Edward Kleinschmidt Mayes carouses -- playfully, deliciously -- through the Italian countryside with his latest collection of poems. Like Hesiod's Works and Days, Mayes's collection explores the art of living and the transformations of one's life while working the land as a farmer. In his hand, the ecstatic and elegiac meet, often shifting between a wide-angle lens to the immediacy of the kitchen table, from Newton's revelations to the death of his parents.This book is written as an abecedarius: each poem's Italian title begins with a different letter of the alphabet, from Ago (needle) to Zappa (hoe). Often beginning a poem on the word that ended the last, Mayes strings his readers along on denotation and double meaning -- slight detours that take us from here to there, from Ovid shouting at his dog to our eternal quarrel with time. We follow this poet and his words, delighting in the movement, continually transported by sudden evocations of emotion that hit close to the heart. Mayes, known for his complex play with linguistic roots and for hard-driving tensile forms, extends his reach into the Italian language. As he farms his little plot of Tuscan soil, he introduces Italian phrases with a sense of wonder and pleasure, reminding us of our attraction for the word -- imagination made flesh. He comes to realize that his "fields are poetry and olives, " and his furrows and lines are seeded with Dante, and Virgil, Robert Johnson, and Jussi Bjorling.
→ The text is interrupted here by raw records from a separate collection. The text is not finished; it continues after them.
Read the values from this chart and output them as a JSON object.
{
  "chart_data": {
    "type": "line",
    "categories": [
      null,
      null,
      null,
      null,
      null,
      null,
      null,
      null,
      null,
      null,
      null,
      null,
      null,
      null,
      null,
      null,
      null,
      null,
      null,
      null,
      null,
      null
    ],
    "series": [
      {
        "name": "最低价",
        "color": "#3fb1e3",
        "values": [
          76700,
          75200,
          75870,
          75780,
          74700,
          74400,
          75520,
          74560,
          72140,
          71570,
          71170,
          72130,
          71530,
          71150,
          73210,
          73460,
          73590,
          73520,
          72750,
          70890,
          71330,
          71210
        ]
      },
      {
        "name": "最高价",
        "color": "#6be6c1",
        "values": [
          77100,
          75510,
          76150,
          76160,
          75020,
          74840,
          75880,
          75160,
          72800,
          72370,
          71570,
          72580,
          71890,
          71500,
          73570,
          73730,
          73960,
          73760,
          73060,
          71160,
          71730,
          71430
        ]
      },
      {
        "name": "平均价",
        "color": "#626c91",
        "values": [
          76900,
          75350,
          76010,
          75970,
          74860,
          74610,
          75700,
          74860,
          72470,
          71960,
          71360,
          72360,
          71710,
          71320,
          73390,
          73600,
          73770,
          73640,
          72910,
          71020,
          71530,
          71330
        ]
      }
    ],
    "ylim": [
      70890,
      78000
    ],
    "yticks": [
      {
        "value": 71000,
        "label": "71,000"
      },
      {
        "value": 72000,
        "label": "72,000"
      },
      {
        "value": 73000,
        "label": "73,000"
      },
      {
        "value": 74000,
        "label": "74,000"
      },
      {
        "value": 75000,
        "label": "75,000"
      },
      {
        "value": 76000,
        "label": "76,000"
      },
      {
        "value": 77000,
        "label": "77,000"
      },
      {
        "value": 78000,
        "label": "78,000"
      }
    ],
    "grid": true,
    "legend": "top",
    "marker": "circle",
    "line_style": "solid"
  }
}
It's more like a 3.75. I think I see techniques that Edward Mayes is utilizing. The separation of speaker as self by having the text littered in Italian, but trying to gain a connection by using a word in Italian in a poem to be the title of the next poem. However, there are moments when the technique is overly stated -- just like most of the work -- the allusions are overly stated (Keats said this...Virgil did this)...however I did enjoy some of the subtlety of poems like Io (where the reference to Io the god is denounced).
Overall, I thought this was a pretty good poetry book. I can see how it won the Pitt Series in Poetry -- but at the same time I felt none of the poems (maybe Io) could stand on their own or be memorable (too much homage to the canon without twisting it...although "Uva" was a decent attempt, but 1/20...).
I would like to say that it might be just me...maybe I'm reading the poems wrong or what not...so take this quasi review with a grain of salt.